Malone wusste, worauf sein Freund anspielte. »Ja. Die Dämonen der Vergangenheit sind vertrieben.«
»Die alten Geschichten können einem wirklich das Leben schwer machen.«
Malone stimmte ihm zu.
»Sie können einem aber auch teuer und kostbar sein.«
Malone wusste, worauf Thorvaldsen anspielte. »Es wird wundervoll sein zu sehen, welche Werke diese Bibliothek birgt.«
»Nicht auszudenken, welche Schätze uns da erwarten.«
Er sah zu, wie die Männer auf dem Gerüst die fünfhundert Jahre alte Fassade vom Ruß reinigten.
»Das Haus wird bald wieder so gut aussehen wie eh und je«, sagte Thorvaldsen. »Das Inventar musst du dir allerdings selbst besorgen. Da kannst du dir eine Menge Bücher kaufen.«
Malone freute sich schon darauf. Davon lebte er jetzt. Vom Handel mit Büchern. Aber die Lektion, die er in den letzten Tagen gelernt hatte, war wichtig. Dass alle drei Malones vor kurzem noch in Lebensgefahr geschwebt hatten, hatte ihn daran erinnert, was wirklich zählte im Leben. Er zeigte auf das Haus.
»All das hier ist nicht wirklich wichtig.«
Der Däne schenkte ihm ein verständnisvolles Lächeln.

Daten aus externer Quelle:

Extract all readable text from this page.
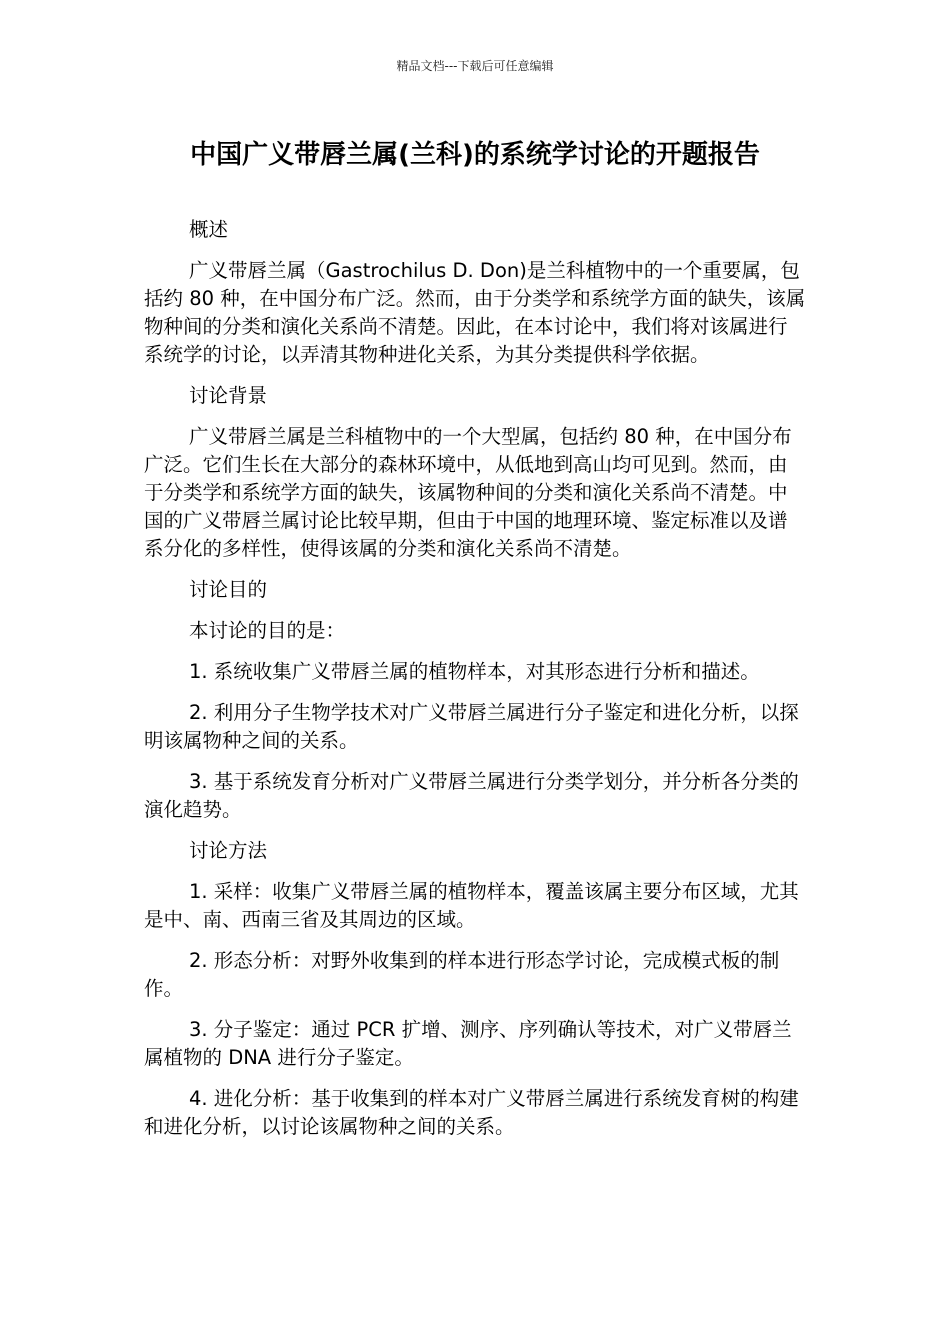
精品文档---下载后可任意编辑
中国广义带唇兰属(兰科)的系统学讨论的开题报告

概述

广义带唇兰属（Gastrochilus D. Don)是兰科植物中的一个重要属，包括约 80 种，在中国分布广泛。然而，由于分类学和系统学方面的缺失，该属物种间的分类和演化关系尚不清楚。因此，在本讨论中，我们将对该属进行系统学的讨论，以弄清其物种进化关系，为其分类提供科学依据。

讨论背景

广义带唇兰属是兰科植物中的一个大型属，包括约 80 种，在中国分布广泛。它们生长在大部分的森林环境中，从低地到高山均可见到。然而，由于分类学和系统学方面的缺失，该属物种间的分类和演化关系尚不清楚。中国的广义带唇兰属讨论比较早期，但由于中国的地理环境、鉴定标准以及谱系分化的多样性，使得该属的分类和演化关系尚不清楚。

讨论目的

本讨论的目的是：

1. 系统收集广义带唇兰属的植物样本，对其形态进行分析和描述。

2. 利用分子生物学技术对广义带唇兰属进行分子鉴定和进化分析，以探明该属物种之间的关系。

3. 基于系统发育分析对广义带唇兰属进行分类学划分，并分析各分类的演化趋势。

讨论方法

1. 采样：收集广义带唇兰属的植物样本，覆盖该属主要分布区域，尤其是中、南、西南三省及其周边的区域。

2. 形态分析：对野外收集到的样本进行形态学讨论，完成模式板的制作。

3. 分子鉴定：通过 PCR 扩增、测序、序列确认等技术，对广义带唇兰属植物的 DNA 进行分子鉴定。

4. 进化分析：基于收集到的样本对广义带唇兰属进行系统发育树的构建和进化分析，以讨论该属物种之间的关系。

»Es sind nur Dinge, Henrik. Mehr nicht. Einfach nur Dinge.«
Anmerkungen des Autors
Für die Recherchen zu diesem Buch war ich viel unterwegs. Ich habe Reisen nach Dänemark, England, Deutschland, Österreich, Washington DC und Portugal gemacht. Die Idee für das Buch kam mir bei einem Dinner in Camden, South Carolina, als einer der Gastgeber, Kenneth Harvey, mich fragte, ob ich je von einem libanesischen Gelehrten namens Kamal Salibi gehört hätte. Als ich verneinte, gab Ken mir vier von Salibis Büchern. Etwa ein Jahr danach war die Idee für den vorliegenden Roman dann ausgereift. Wie immer in meinen Werken ist die daraus entstandene Geschichte eine Mischung aus Fakten und Fiktion.

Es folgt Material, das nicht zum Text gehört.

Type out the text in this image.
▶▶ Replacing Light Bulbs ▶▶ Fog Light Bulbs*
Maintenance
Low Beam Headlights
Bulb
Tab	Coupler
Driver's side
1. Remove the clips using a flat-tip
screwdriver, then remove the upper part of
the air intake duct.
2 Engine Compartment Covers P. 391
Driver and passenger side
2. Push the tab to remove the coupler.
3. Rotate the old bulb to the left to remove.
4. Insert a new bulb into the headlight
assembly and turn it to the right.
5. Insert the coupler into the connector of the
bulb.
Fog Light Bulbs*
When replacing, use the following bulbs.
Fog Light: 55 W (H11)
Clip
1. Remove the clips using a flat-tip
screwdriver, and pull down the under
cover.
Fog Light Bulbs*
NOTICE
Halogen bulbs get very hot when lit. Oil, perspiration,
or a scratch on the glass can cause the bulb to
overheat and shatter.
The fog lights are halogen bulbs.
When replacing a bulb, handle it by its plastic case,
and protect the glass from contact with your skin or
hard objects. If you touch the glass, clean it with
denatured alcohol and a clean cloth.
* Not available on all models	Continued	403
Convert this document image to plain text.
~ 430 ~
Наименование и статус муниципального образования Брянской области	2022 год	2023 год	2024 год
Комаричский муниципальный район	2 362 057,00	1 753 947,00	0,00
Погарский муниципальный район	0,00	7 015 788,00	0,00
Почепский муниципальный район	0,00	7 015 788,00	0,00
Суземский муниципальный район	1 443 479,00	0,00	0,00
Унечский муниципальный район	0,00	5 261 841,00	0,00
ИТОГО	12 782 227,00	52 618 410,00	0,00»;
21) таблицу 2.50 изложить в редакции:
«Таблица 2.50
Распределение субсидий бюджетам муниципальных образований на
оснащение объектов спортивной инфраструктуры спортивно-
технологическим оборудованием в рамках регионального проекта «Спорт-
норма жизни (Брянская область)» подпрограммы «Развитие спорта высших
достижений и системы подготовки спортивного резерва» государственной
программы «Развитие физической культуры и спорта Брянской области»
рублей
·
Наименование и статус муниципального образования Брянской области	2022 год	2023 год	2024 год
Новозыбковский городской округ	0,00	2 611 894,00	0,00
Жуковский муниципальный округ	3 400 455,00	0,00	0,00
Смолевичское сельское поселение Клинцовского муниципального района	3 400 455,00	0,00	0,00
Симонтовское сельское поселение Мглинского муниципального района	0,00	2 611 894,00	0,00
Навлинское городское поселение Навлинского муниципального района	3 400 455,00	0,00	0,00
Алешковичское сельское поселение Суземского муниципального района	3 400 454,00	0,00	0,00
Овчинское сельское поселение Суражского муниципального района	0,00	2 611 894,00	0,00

Nun ist es an der Zeit, klarzustellen, wo das Buch sich auf reale Fakten bezieht und was daran reine Fiktion ist. Was die nakba anbelangt, die im Prolog zum ersten Mal erwähnt wird, war diese Tragödie leider nur allzu real, und sie vergiftet die Beziehungen im Nahen Osten bis zum heutigen Tag.

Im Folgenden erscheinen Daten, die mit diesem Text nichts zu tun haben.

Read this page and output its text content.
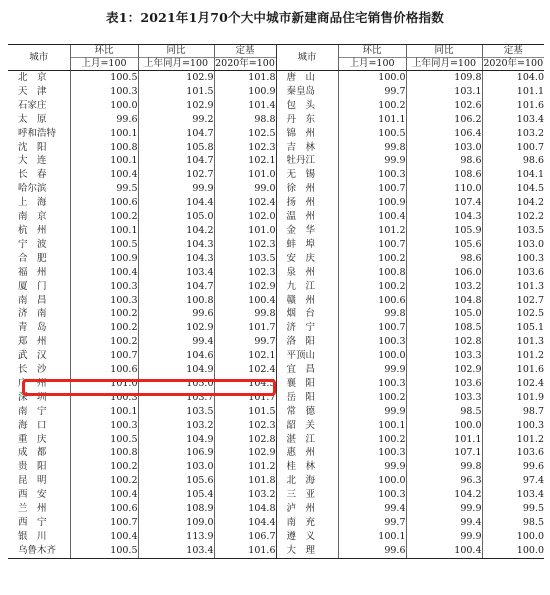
表1：2021年1月70个大中城市新建商品住宅销售价格指数
城市	环比	同比	定基	城市	环比	同比	定基
	上月=100	上年同月=100	2020年=100		上月=100	上年同月=100	2020年=100
北　京	100.5	102.9	101.8	唐　山	100.0	109.8	104.0
天　津	100.3	101.5	100.9	秦皇岛	99.7	103.1	101.1
石家庄	100.0	102.9	101.4	包　头	100.2	102.6	101.6
太　原	99.6	99.2	98.8	丹　东	101.1	106.2	103.4
呼和浩特	100.1	104.7	102.5	锦　州	100.5	106.4	103.2
沈　阳	100.8	105.8	102.3	吉　林	99.8	103.0	100.7
大　连	100.1	104.7	102.1	牡丹江	99.9	98.6	98.6
长　春	100.4	102.7	101.0	无　锡	100.3	108.6	104.1
哈尔滨	99.5	99.9	99.0	徐　州	100.7	110.0	104.5
上　海	100.6	104.4	102.4	扬　州	100.9	107.4	104.2
南　京	100.2	105.0	102.0	温　州	100.4	104.3	102.2
杭　州	100.1	104.2	101.0	金　华	101.2	105.9	103.5
宁　波	100.5	104.3	102.3	蚌　埠	100.7	105.6	103.0
合　肥	100.9	104.3	103.5	安　庆	100.2	98.6	100.3
福　州	100.4	103.4	102.3	泉　州	100.8	106.0	103.6
厦　门	100.3	104.7	102.9	九　江	100.2	103.2	101.3
南　昌	100.3	100.8	100.4	赣　州	100.6	104.8	102.7
济　南	100.2	99.6	99.8	烟　台	99.8	105.0	102.5
青　岛	100.2	102.9	101.7	济　宁	100.7	108.5	105.1
郑　州	100.2	99.4	99.7	洛　阳	100.3	102.8	101.3
武　汉	100.7	104.6	102.1	平顶山	100.0	103.3	101.2
长　沙	100.6	104.9	102.4	宜　昌	99.9	102.9	101.6
广　州	101.0	105.0	104.5	襄　阳	100.3	103.6	102.4
深　圳	100.3	103.7	101.7	岳　阳	100.2	103.3	101.9
南　宁	100.1	103.5	101.5	常　德	99.9	98.5	98.7
海　口	100.3	103.2	102.3	韶　关	100.1	100.0	100.3
重　庆	100.5	104.9	102.8	湛　江	100.2	101.1	101.2
成　都	100.8	106.9	102.9	惠　州	100.3	107.1	103.6
贵　阳	100.2	103.0	101.2	桂　林	99.9	99.8	99.6
昆　明	100.2	105.6	101.8	北　海	100.0	96.3	97.4
西　安	100.4	105.4	103.2	三　亚	100.3	104.2	103.4
兰　州	100.6	108.9	104.8	泸　州	99.4	99.9	99.5
西　宁	100.7	109.0	104.4	南　充	99.7	99.4	98.5
银　川	100.4	113.9	106.7	遵　义	100.1	99.9	100.0
乌鲁木齐	100.5	103.4	101.6	大　理	99.6	100.4	100.0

Das Monument, das im achten und vierunddreißigsten Kapitel beschrieben wird, hat ein reales Vorbild in Shugborough Hall in England. Über seine Bedeutung diskutieren Esoteriker und Verschwörungstheoretiker schon seit Jahrzehnten. Die Pressekonferenz (Kapitel acht) hat de facto in Shugborough Hall stattgefunden, und die vorgeschlagenen Interpretationen der lateinischen Buchstaben wurden tatsächlich so von den Experten vorgestellt. Die Idee, dass es sich bei diesen Buchstaben um eine Karte handelt, ist dagegen meine Erfindung.
Wie bereits erwähnt, stammt die Vermutung, dass die Geschichten des Alten Testaments sich anderswo als in dem heutigen Palästina abgespielt haben, nicht von mir.